# Dustin/Dj



## WanderingSpirit (May 20, 2016)

Last known location: somewhere in Arizona

Name: Dustin

Description: Native American male, age aprox 30. Has multiple scars on arms from burning and cutting himself. May be in prison. Dudes a lifelong friend of mine and I haven't spoken to him for about ten years. Lost touch when I got locked up. Any help ?


----------



## Kim Chee (May 20, 2016)

If I do know him, I would have a hard time telling a stranger.

tldr: wtfru?


----------



## Tude (May 20, 2016)

Any more info my friend? Have any pics, last known time of contact or destination perhaps? Hope ya find him


----------



## WanderingSpirit (May 21, 2016)

Well I'm not about to give put personal details on the Internet. I would hope if u know him you could point him to this website or tell him he has friends back in reading pa area.

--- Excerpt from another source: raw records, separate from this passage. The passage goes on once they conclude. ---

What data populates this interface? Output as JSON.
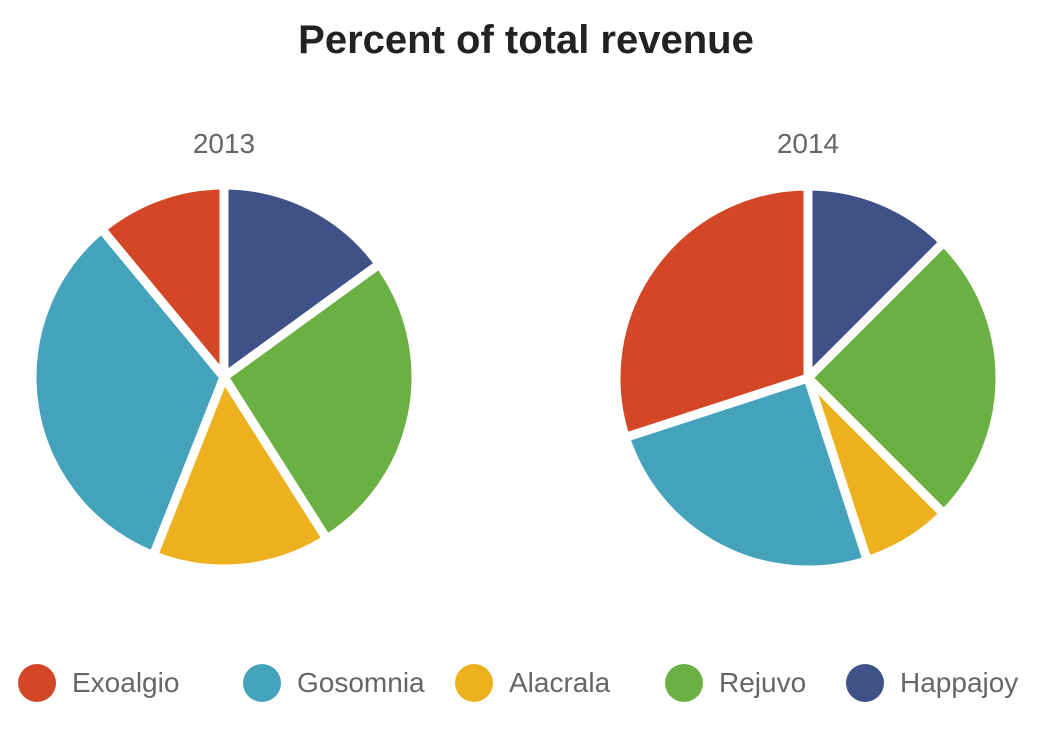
{
  "chart_data": {
    "type": "pie",
    "title": "Percent of total revenue",
    "categories": [
      "Exoalgio",
      "Gosomnia",
      "Alacrala",
      "Rejuvo",
      "Happajoy"
    ],
    "colors": [
      "#d34727",
      "#44a3bb",
      "#edb120",
      "#6bb042",
      "#3f5186"
    ],
    "series": [
      {
        "name": "2013",
        "values": [
          11,
          33,
          15,
          26,
          15
        ]
      },
      {
        "name": "2014",
        "values": [
          30,
          25,
          7.5,
          25,
          12.5
        ]
      }
    ],
    "legend_position": "bottom"
  }
}
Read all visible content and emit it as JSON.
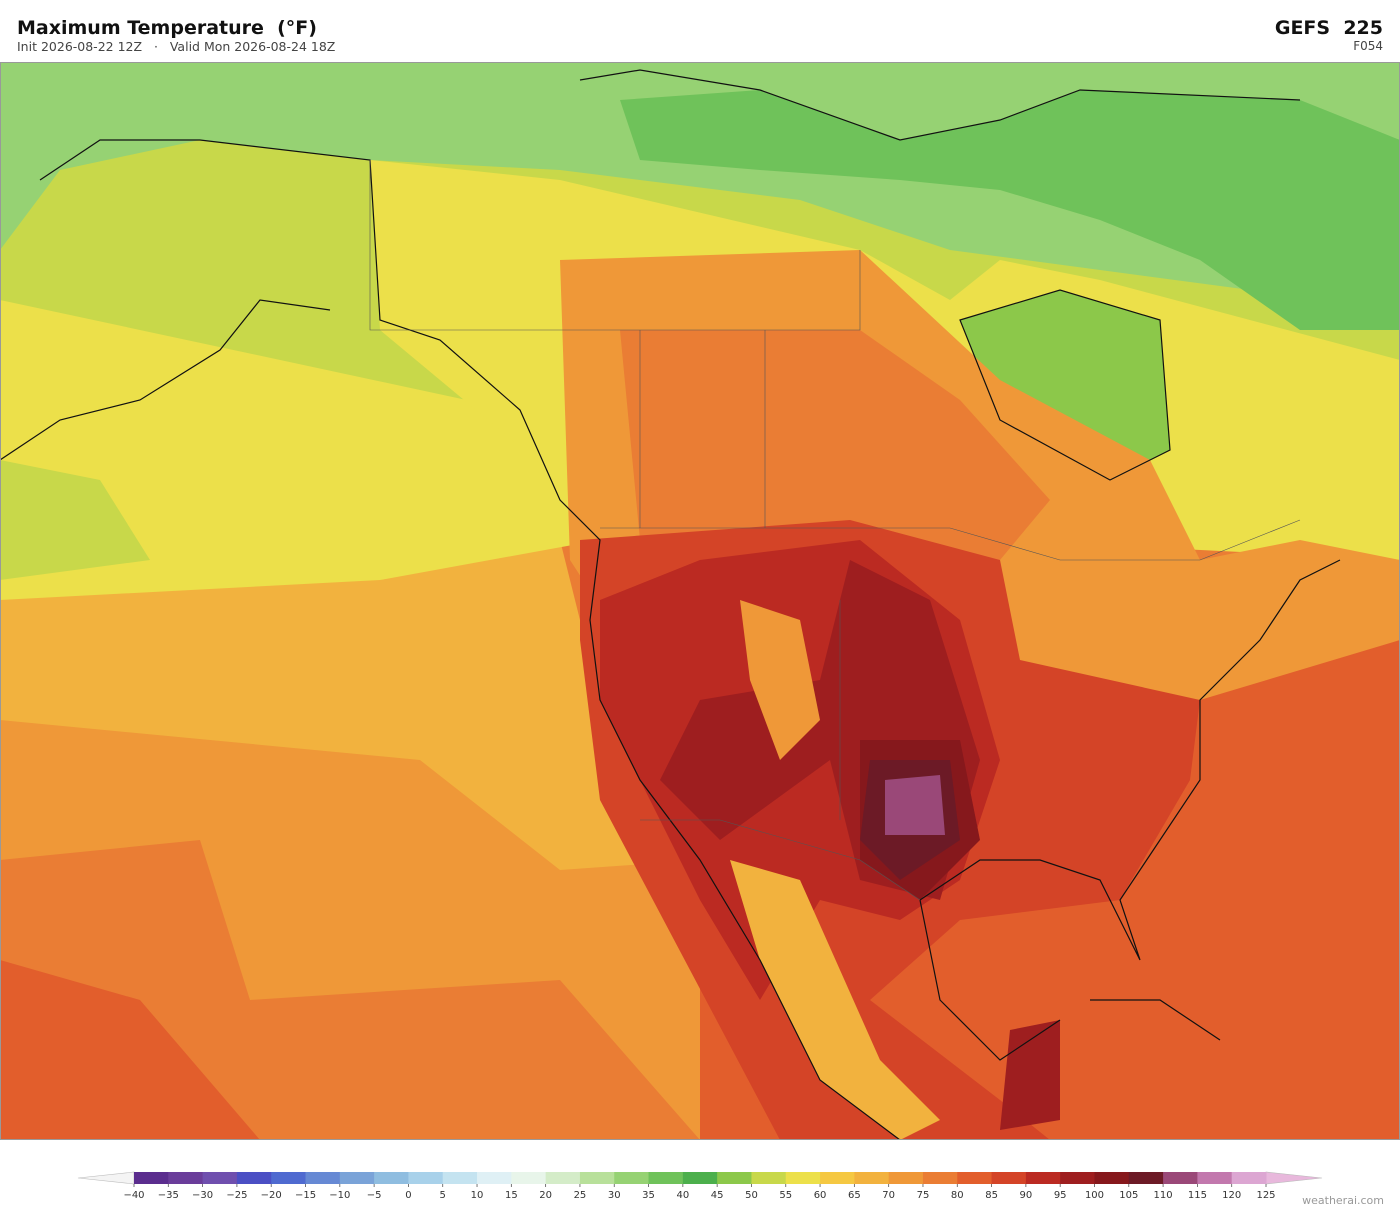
{
  "header": {
    "title": "Maximum Temperature  (°F)",
    "subtitle": "Init 2026-08-22 12Z   ·   Valid Mon 2026-08-24 18Z",
    "model": "GEFS  225",
    "forecast_hour": "F054"
  },
  "colorbar": {
    "ticks": [
      {
        "value": -40,
        "label": "−40"
      },
      {
        "value": -35,
        "label": "−35"
      },
      {
        "value": -30,
        "label": "−30"
      },
      {
        "value": -25,
        "label": "−25"
      },
      {
        "value": -20,
        "label": "−20"
      },
      {
        "value": -15,
        "label": "−15"
      },
      {
        "value": -10,
        "label": "−10"
      },
      {
        "value": -5,
        "label": "−5"
      },
      0,
      5,
      10,
      15,
      20,
      25,
      30,
      35,
      40,
      45,
      50,
      55,
      60,
      65,
      70,
      75,
      80,
      85,
      90,
      95,
      100,
      105,
      110,
      115,
      120,
      125
    ],
    "colors": [
      "#5b2d8e",
      "#6a3d9a",
      "#6f4fae",
      "#4b4fc4",
      "#4f6ad0",
      "#6689d4",
      "#7aa3d8",
      "#8fbde0",
      "#a8d1ea",
      "#c4e3f0",
      "#dff0f5",
      "#e8f5ea",
      "#d4ecc8",
      "#b8e09a",
      "#96d273",
      "#6fc25a",
      "#4caf4c",
      "#8cc84a",
      "#c8d84a",
      "#ece04a",
      "#f5c842",
      "#f2b23e",
      "#ef9838",
      "#ea7d34",
      "#e25e2c",
      "#d44427",
      "#bb2a22",
      "#9e1e1f",
      "#86181c",
      "#6c1a26",
      "#9a4878",
      "#c278ad",
      "#dca6d2"
    ],
    "under_color": "#f4f4f4",
    "over_color": "#e8b8dc"
  },
  "footer": {
    "credit": "weatherai.com"
  }
}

Met him about 15 years ago getting a a freight in West lawn pa, lived with him in reading pa area for 5 years. When I do a Google search of his name I find current crime reports on Arizona but no mugshot to be sure


----------



## WanderingSpirit (May 21, 2016)

In case a tech savvy person can find more than me his name is dustin jack stoudt


----------



## Al 1972 (Dec 14, 2017)

WanderingSpirit said:


> In case a tech savvy person can find more than me his name is dustin jack stoudt


His name is Voodoo. I last saw him in Somerset Pa a few years back. Great guy.


----------